What is OROP? (One Rank One Pension for Ex-Servicemen)
What is OROP? (One Rank One Pension for Ex-Servicemen)
One Rank One Pension’ basically means that retired soldiers of the same rank, who have retired after serving for the same length of service, will receive the same pension, irrespective of the date/year of their retirement.
A Pay Commission sits every 10 years and gives recommendations for enhancing the pay and allowances of the serving personnel based on the various factors like inflation, price hikes, and increase in living expenditures to meet the explicit needs of the lifestyle befitting the stature of a defence officer, etc.
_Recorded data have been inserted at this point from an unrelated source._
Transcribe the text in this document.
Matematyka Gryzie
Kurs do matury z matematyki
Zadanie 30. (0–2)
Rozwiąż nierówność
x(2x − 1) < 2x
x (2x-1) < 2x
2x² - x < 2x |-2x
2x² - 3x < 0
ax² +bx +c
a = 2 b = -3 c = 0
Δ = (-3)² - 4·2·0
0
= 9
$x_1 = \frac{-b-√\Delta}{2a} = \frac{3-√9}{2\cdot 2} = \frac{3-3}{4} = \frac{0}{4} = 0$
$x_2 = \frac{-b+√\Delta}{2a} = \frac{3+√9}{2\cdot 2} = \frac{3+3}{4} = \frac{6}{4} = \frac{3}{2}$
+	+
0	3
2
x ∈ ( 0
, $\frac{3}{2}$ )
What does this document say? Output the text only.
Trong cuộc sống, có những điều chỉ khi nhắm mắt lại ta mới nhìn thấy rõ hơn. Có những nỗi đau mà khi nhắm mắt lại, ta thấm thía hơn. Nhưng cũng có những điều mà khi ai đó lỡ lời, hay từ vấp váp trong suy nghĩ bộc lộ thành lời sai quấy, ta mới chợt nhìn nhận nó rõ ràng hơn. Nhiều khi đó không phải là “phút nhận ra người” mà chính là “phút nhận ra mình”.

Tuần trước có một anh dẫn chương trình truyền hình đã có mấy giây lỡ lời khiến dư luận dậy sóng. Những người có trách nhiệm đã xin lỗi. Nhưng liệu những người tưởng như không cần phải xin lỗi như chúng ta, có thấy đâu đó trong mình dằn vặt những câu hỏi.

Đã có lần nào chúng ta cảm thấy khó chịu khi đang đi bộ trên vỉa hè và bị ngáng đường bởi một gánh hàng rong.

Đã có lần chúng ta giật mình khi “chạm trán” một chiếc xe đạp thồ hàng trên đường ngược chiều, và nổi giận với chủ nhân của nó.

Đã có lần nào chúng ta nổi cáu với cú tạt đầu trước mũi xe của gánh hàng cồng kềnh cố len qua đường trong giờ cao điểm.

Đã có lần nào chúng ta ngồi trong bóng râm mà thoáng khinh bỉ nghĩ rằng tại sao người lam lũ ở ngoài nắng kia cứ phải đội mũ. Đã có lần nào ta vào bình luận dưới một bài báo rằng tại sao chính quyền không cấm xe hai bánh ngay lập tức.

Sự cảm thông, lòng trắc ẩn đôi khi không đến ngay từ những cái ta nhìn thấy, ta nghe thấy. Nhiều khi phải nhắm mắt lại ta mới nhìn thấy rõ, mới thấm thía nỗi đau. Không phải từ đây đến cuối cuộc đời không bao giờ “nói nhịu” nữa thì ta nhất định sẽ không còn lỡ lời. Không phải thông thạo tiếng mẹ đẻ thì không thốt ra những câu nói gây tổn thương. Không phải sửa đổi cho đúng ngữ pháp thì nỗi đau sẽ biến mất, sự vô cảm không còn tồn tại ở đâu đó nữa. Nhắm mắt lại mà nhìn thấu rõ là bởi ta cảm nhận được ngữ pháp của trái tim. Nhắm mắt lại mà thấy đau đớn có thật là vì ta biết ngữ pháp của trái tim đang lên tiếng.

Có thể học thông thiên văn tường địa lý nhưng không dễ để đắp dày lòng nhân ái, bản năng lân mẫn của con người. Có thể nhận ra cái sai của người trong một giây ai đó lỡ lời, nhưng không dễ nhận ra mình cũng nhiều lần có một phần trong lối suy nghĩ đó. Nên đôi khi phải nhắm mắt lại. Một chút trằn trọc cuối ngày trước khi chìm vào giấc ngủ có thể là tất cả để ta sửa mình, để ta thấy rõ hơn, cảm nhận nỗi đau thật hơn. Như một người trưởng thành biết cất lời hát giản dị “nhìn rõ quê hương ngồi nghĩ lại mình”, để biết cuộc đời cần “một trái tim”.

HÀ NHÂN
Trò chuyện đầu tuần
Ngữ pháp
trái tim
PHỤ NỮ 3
Pension of the officers superannuating is based on the last salary drawn by them at the time of retirement.
Hence, with each consecutive Pay Commission, the military veterans who retired earlier received lesser pension as compared to those who retired later with the same rank and length of service.
Currently, all pre-2006 (the year the 6th pay panel report became effective) pensioners receive lesser pension than not only their counterparts but also their juniors.
For instance, a Major General who retired in 1995 draws a basic pension of Rs 30,350 but an officer retiring in the same rank after 2006 gets Rs 38,500.
Similarly, a colonel who retired in 2003 gets Rs 26,150, compared to Rs 34,000 drawn by a colonel who retired this year.
Implications of Implementation of OROP
The One Rank One Pension scheme has been a long-standing demand of the over 25 lac ex-servicemen of India and it's implementation would result in bringing about parity in the pension of earlier retirees, who perhaps need it more than their younger counterparts.
The implementation of the scheme is expected to benefit 600,000 widows and a large number of decorated soldiers, who truly deserve to be treated with utmost dignity.
The UPA government in their interim budget had announced an amount of Rs 500 crore for the scheme. However, NDA’s Finance Minister Arun Jaitley in his Budget announcement allotted Rs 1,000 crore for the scheme.
The scheme is estimated to cost around Rs 8,600 crore initially and subsequently several crore rupees annually.
Promises by Successive Governments for Implementation of OROP
The demand for OROP by the ex servicemen has been there every since the era of Mrs Indira Ghandhi, who had promised its implementation.
The major country wide strive against the issue began on 08 February 2009, when more than 300 retired soldiers of varying ranks had marched to the Rashtrapati Bhavan in New Delhi and had returned medals won in combat and for distinguished service as they sought equal pension for each rank.
In order to appease the ex servicemen, the UPA government in 2009 declared that it had earmarked Rs 2,200 crore annually to improve the pension of ‘Person’s Below Officer Rank (PBOR)’ as a step towards partial implementation of the OROP. A total of 1.2 million pensioners did benefit from this initiative.
In a brazen show of bureaucratic red tapism, in 2011, the Department of Ex-Servicemen Welfare of the MoD pointed out to a parliamentary committee, that OROP was not feasible to implement since documents of military personnel were said to be destroyed after 25 years.
The same is not true at all, as the pension documents of the veterans are not only preserved during their lifetime but also after their demise to accord family pension.
After series of protests by the Ex Servicemen Association, the UPA government towards its fag end agreed in principle to clear the scheme in 2013.
The NDA also renewed the hope for implementation of OROP by unequivocally including it in its election manifesto.
Finally, Today Govt of India announced implementation of OROP
In case Bank retirees, What is approach of Govt,IBA., and UFBU?
Instead of raising the pension of erstwhile retirees, they have reduced pension of the present day retirees to the level of erstwhile retirees.
To put it more correctly, it is reduced to much less than the erstwhile retirees.
Whether the retirees of Bank also go for hunger strike, to win over their demand?